Il y eut d’autres défaites plus notoires encore de géants comme Rajesh Bhagwan à des partielles municipales, mais aussi des figures influentes comme Gérard Ahnee ou Claude Cavalot. Leurs tombeurs connurent une gloire éphémère et ne purent rééditer leur performance ni à des municipales successives et encore moins à des générales.
Tout cela n’a, d’ailleurs, jamais empêché que Rajesh Bhagwan soit élu à toutes les générales depuis 1983 et que, dans les pires circonstances qui soient, comme en décembre 2014, Paul Bérenger ait pu se hisser parmi les élus de Rose-Hill/Stanley. C’était le temps où un certain Ivan Collendavelloo se croyait installé pour l’éternité dans la 19ème circonscription. L’expression une hirondelle ne fait pas le printemps n’a jamais autant eu de sens que dans le cas des municipales, qui réservent toujours son lot de surprises.
Relativiser est, donc, impérieux avant de claironner et d’avoir le triomphe immodeste. Les élus régionaux doivent souvent leur élection à des facteurs strictement locaux, un soutien des connaissances immédiates, un coup de pouce socioculturel ou de l’église du coin et quelques votes de sympathie d’électeurs de partis absents de la joute.
Ils gagnent aussi souvent sur des critères moins reluisants comme le vote communal. Ce qui en fait toujours des percées one-off qui ne se reproduisent pas aux générales dont l’enjeu est totalement différent du choix de qui ira s’asseoir au Conseil municipal.
En minimisant eux-mêmes le scrutin, les dirigeants de l’alliance gouvernementale, qui n’ont pas du tout participé à la campagne électorale, si ce n’est de tenir un rassemblement à la rue Edward VII à Rose-Hill, ont démobilisé leur propre électorat.

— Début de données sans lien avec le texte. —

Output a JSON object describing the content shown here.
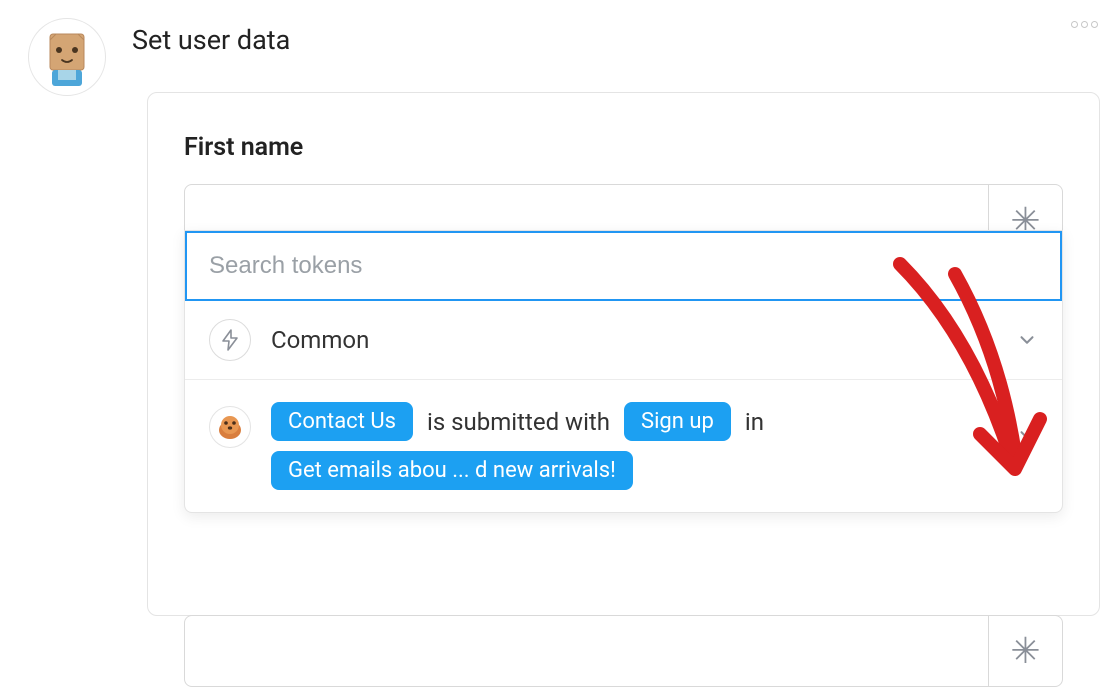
{
  "header": {
    "title": "Set user data"
  },
  "field": {
    "label": "First name"
  },
  "dropdown": {
    "search_placeholder": "Search tokens",
    "common_group_label": "Common",
    "form_row": {
      "pill_contact": "Contact Us",
      "text_submitted": " is submitted with ",
      "pill_signup": "Sign up",
      "text_in": " in",
      "pill_emails": "Get emails abou ... d new arrivals!"
    }
  }
}
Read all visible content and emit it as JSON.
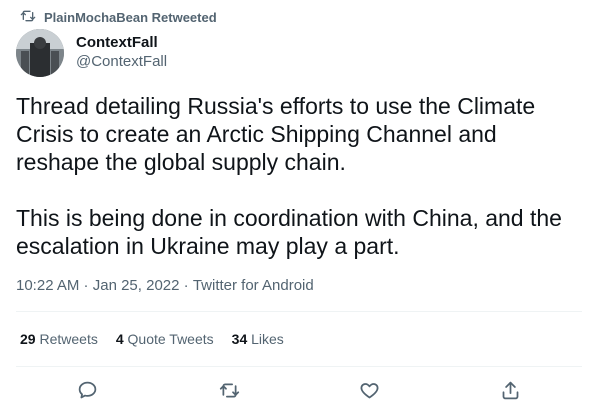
{
  "social_context": {
    "text": "PlainMochaBean Retweeted",
    "icon": "retweet-icon"
  },
  "author": {
    "display_name": "ContextFall",
    "handle": "@ContextFall"
  },
  "tweet": {
    "paragraph_1": "Thread detailing Russia's efforts to use the Climate Crisis to create an Arctic Shipping Channel and reshape the global supply chain.",
    "paragraph_2": "This is being done in coordination with China, and the escalation in Ukraine may play a part."
  },
  "meta": {
    "time": "10:22 AM",
    "separator": " · ",
    "date": "Jan 25, 2022",
    "source": "Twitter for Android"
  },
  "stats": {
    "retweets_count": "29",
    "retweets_label": "Retweets",
    "quote_count": "4",
    "quote_label": "Quote Tweets",
    "likes_count": "34",
    "likes_label": "Likes"
  },
  "actions": [
    {
      "name": "reply",
      "icon": "reply-icon"
    },
    {
      "name": "retweet",
      "icon": "retweet-icon"
    },
    {
      "name": "like",
      "icon": "heart-icon"
    },
    {
      "name": "share",
      "icon": "share-icon"
    }
  ],
  "colors": {
    "text": "#0f1419",
    "secondary": "#536471",
    "divider": "#eff3f4"
  }
}
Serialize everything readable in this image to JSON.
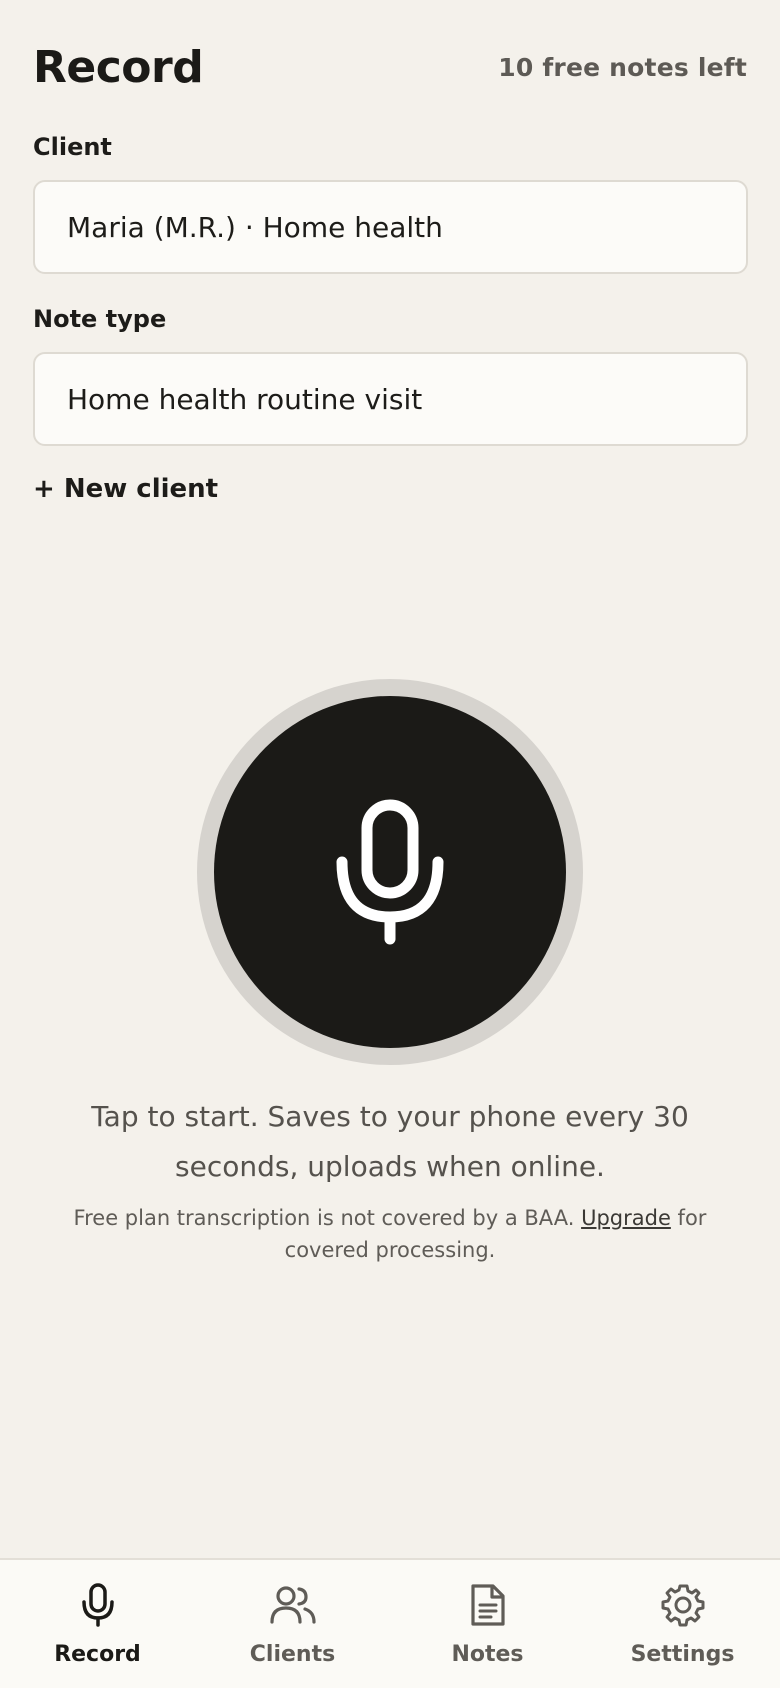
{
  "header": {
    "title": "Record",
    "notes_left": "10 free notes left"
  },
  "form": {
    "client_label": "Client",
    "client_value": "Maria (M.R.) · Home health",
    "note_type_label": "Note type",
    "note_type_value": "Home health routine visit",
    "new_client_label": "+ New client"
  },
  "recorder": {
    "icon": "microphone-icon",
    "hint": "Tap to start. Saves to your phone every 30 seconds, uploads when online.",
    "disclaimer_before": "Free plan transcription is not covered by a BAA. ",
    "disclaimer_link": "Upgrade",
    "disclaimer_after": " for covered processing."
  },
  "tabs": [
    {
      "label": "Record",
      "icon": "microphone-icon",
      "active": true
    },
    {
      "label": "Clients",
      "icon": "users-icon",
      "active": false
    },
    {
      "label": "Notes",
      "icon": "document-icon",
      "active": false
    },
    {
      "label": "Settings",
      "icon": "gear-icon",
      "active": false
    }
  ],
  "colors": {
    "background": "#f4f1eb",
    "record_button": "#1b1a17",
    "record_ring": "#d6d3ce",
    "active_tab": "#1b1a17",
    "inactive_tab": "#5f5c57"
  }
}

Et lorsque, à quelques jours du scrutin, ils sont venus annoncer un prochain budget difficile – nce qui est, certes, courageux –, il ne faut pas aller chercher bien loin les raisons de l’indifférence urbaine. Les candidats, choisis par la base et pas toujours parmi les plus affûtés, ont dû se dire que de telles annonces qui n’ont rien de bien emballantes pouvaient attendre quelques jours. Mais ce qui est fait est fait.
L’alliance du changement dispose au sein des Conseils municipaux comme à l’Assemblée Nationale d’une majorité écrasante qui devrait lui permettre de mener à bien ses projets. En attendant la grande réforme des administrations régionales que l’on dit en préparation après de larges consultations, il faudra se mettre au travail sans délai pour effacer les dix années catastrophiques que les mairies ont connues.

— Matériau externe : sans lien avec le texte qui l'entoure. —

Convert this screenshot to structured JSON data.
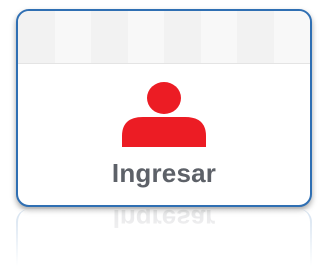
{
  "login_tile": {
    "label": "Ingresar",
    "icon": "user-icon",
    "icon_color": "#ec1c24",
    "border_color": "#2f6fb3",
    "label_color": "#5d6168"
  }
}
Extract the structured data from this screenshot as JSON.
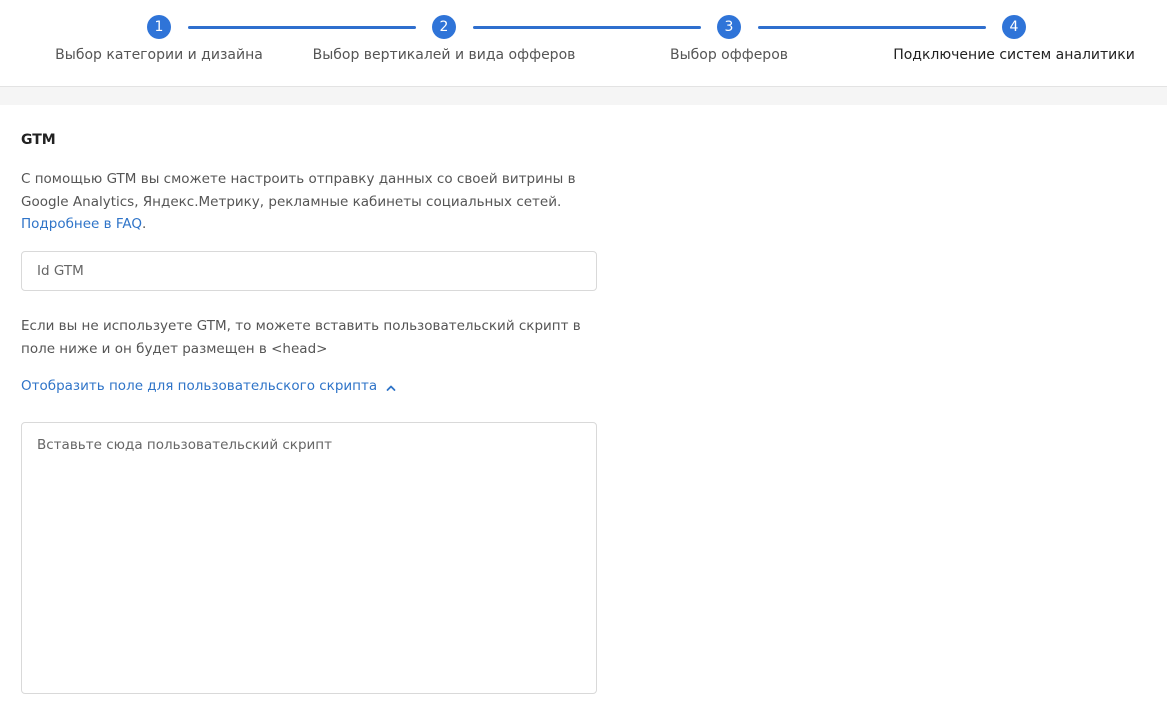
{
  "stepper": {
    "steps": [
      {
        "number": "1",
        "label": "Выбор категории и дизайна"
      },
      {
        "number": "2",
        "label": "Выбор вертикалей и вида офферов"
      },
      {
        "number": "3",
        "label": "Выбор офферов"
      },
      {
        "number": "4",
        "label": "Подключение систем аналитики"
      }
    ],
    "active_step": 4
  },
  "gtm": {
    "title": "GTM",
    "description": "С помощью GTM вы сможете настроить отправку данных со своей витрины в Google Analytics, Яндекс.Метрику, рекламные кабинеты социальных сетей.",
    "faq_link": "Подробнее в FAQ",
    "faq_suffix": ".",
    "id_placeholder": "Id GTM"
  },
  "custom_script": {
    "note": "Если вы не используете GTM, то можете вставить пользовательский скрипт в поле ниже и он будет размещен в <head>",
    "toggle_label": "Отобразить поле для пользовательского скрипта",
    "toggle_icon": "chevron-up-icon",
    "textarea_placeholder": "Вставьте сюда пользовательский скрипт"
  },
  "colors": {
    "accent": "#2f74d8",
    "link": "#2f74c8"
  }
}
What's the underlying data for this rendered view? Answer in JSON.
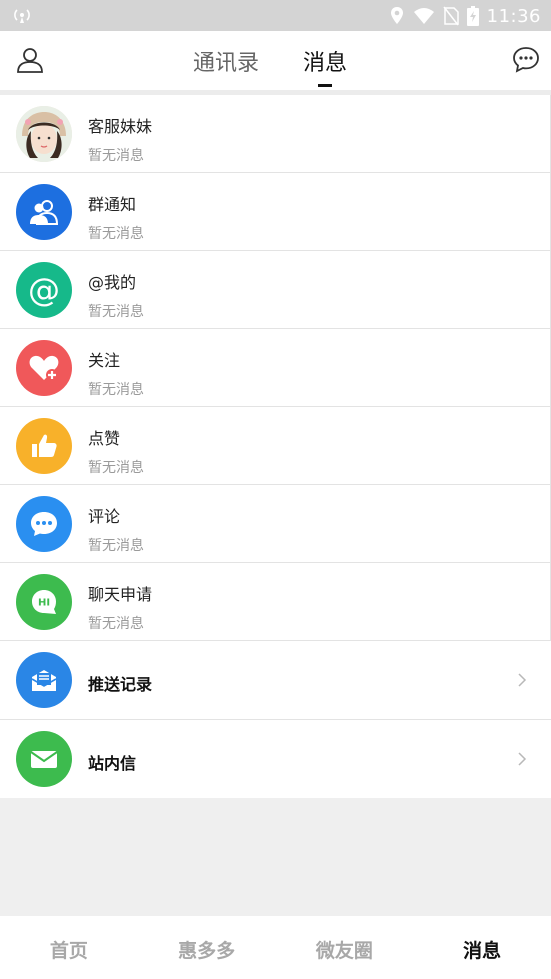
{
  "status_bar": {
    "time": "11:36"
  },
  "header": {
    "tabs": [
      {
        "label": "通讯录"
      },
      {
        "label": "消息"
      }
    ],
    "active_tab": "消息"
  },
  "messages": [
    {
      "title": "客服妹妹",
      "preview": "暂无消息",
      "icon": "customer-service-avatar"
    },
    {
      "title": "群通知",
      "preview": "暂无消息",
      "icon": "group-icon",
      "color": "#1d6fe0"
    },
    {
      "title": "@我的",
      "preview": "暂无消息",
      "icon": "at-icon",
      "color": "#16b98a"
    },
    {
      "title": "关注",
      "preview": "暂无消息",
      "icon": "heart-plus-icon",
      "color": "#f0585a"
    },
    {
      "title": "点赞",
      "preview": "暂无消息",
      "icon": "thumbs-up-icon",
      "color": "#f8b12a"
    },
    {
      "title": "评论",
      "preview": "暂无消息",
      "icon": "comment-icon",
      "color": "#2a8ff0"
    },
    {
      "title": "聊天申请",
      "preview": "暂无消息",
      "icon": "chat-request-icon",
      "color": "#3dbb4e"
    }
  ],
  "links": [
    {
      "title": "推送记录",
      "icon": "push-record-icon",
      "color": "#2a86e6"
    },
    {
      "title": "站内信",
      "icon": "mail-icon",
      "color": "#3dbb4e"
    }
  ],
  "bottom_nav": {
    "items": [
      {
        "label": "首页"
      },
      {
        "label": "惠多多"
      },
      {
        "label": "微友圈"
      },
      {
        "label": "消息"
      }
    ],
    "active": "消息"
  }
}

Rien de bien probant ne se passait et les noms des maires étaient souvent inconnus de leurs propres administrés. C’est aussi cet héritage qui a dégoûté le citadin de l’administration de sa ville et qui l’a éloigné des urnes.

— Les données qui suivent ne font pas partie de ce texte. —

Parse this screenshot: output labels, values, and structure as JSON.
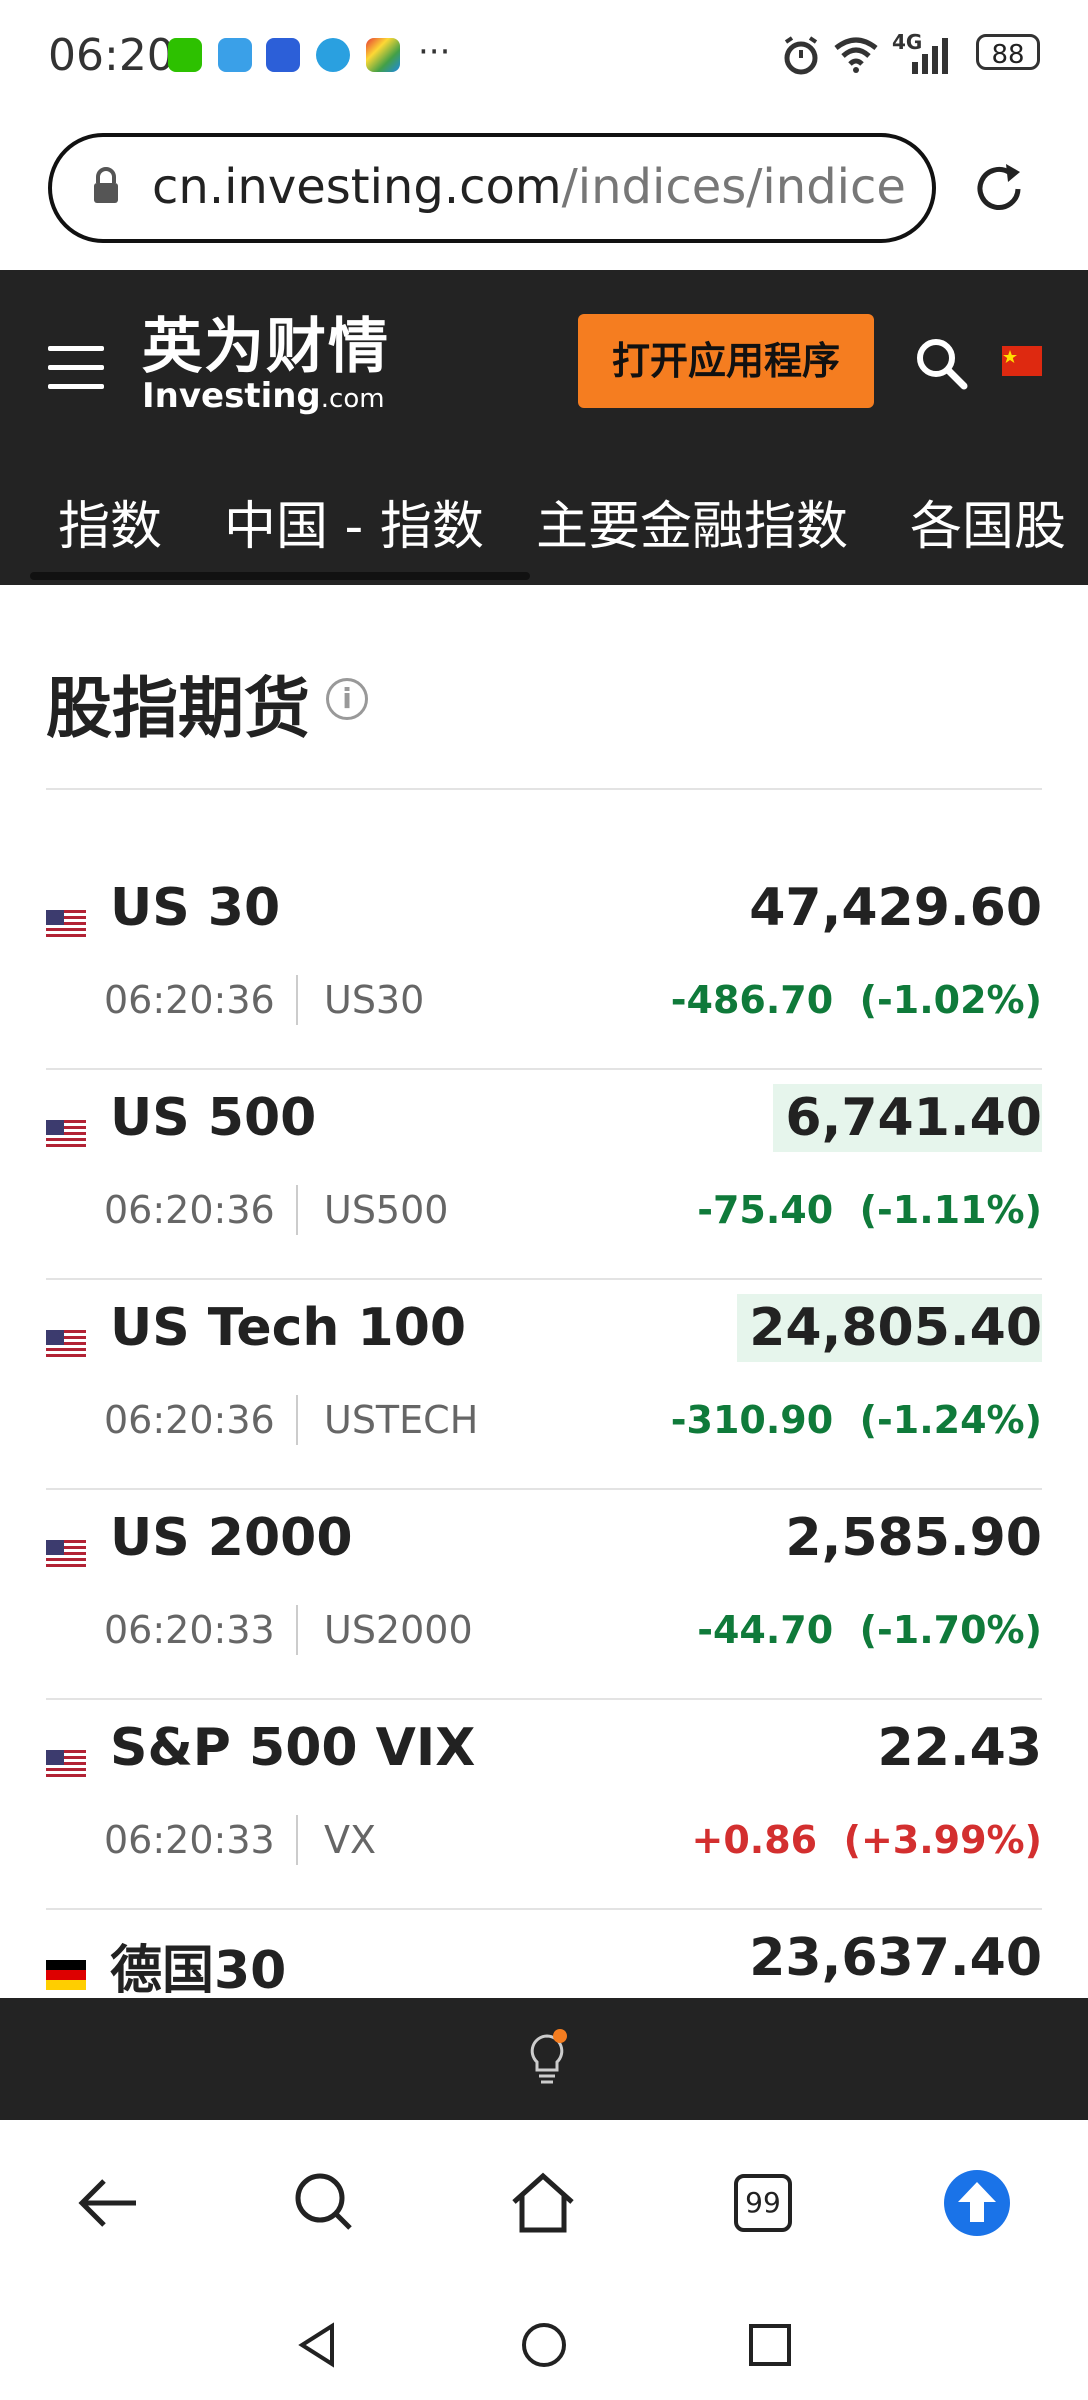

Qu’il n’y ait plus de Parliamentary Private Secretaries pour empiéter sur les prérogatives des élus urbains est déjà une bonne chose, ce qui veut dire que les budgets colossaux jadis dévolus à la National Developpement Unit pour faire un peu n’importe quoi, si ce n’est les caprices de quelques députés et ministres, seront équitablement repartis entre les mairies et les Conseils de district.
Le chantier est, là aussi, immense. Les villes étaient jadis bouillonnantes de vie culturelle, sportive, associative et éducative. Il fut un temps où l’administration ne s’arrêtait pas à l’installation de quelques points de lumière ou à la collecte des ordures.
Ces petites facilités du quotidien sont, certes, importantes, mais une ville c’est aussi procurer des loisirs sains aux différents groupes d’âge de la ville. À un moment où la drogue fait autant de ravages, il appartient aux nouveaux édiles de réconcilier les habitants avec leur agglomération. Réinventer la ville, ce n’est pas seulement possible, c’est devenu nécessaire.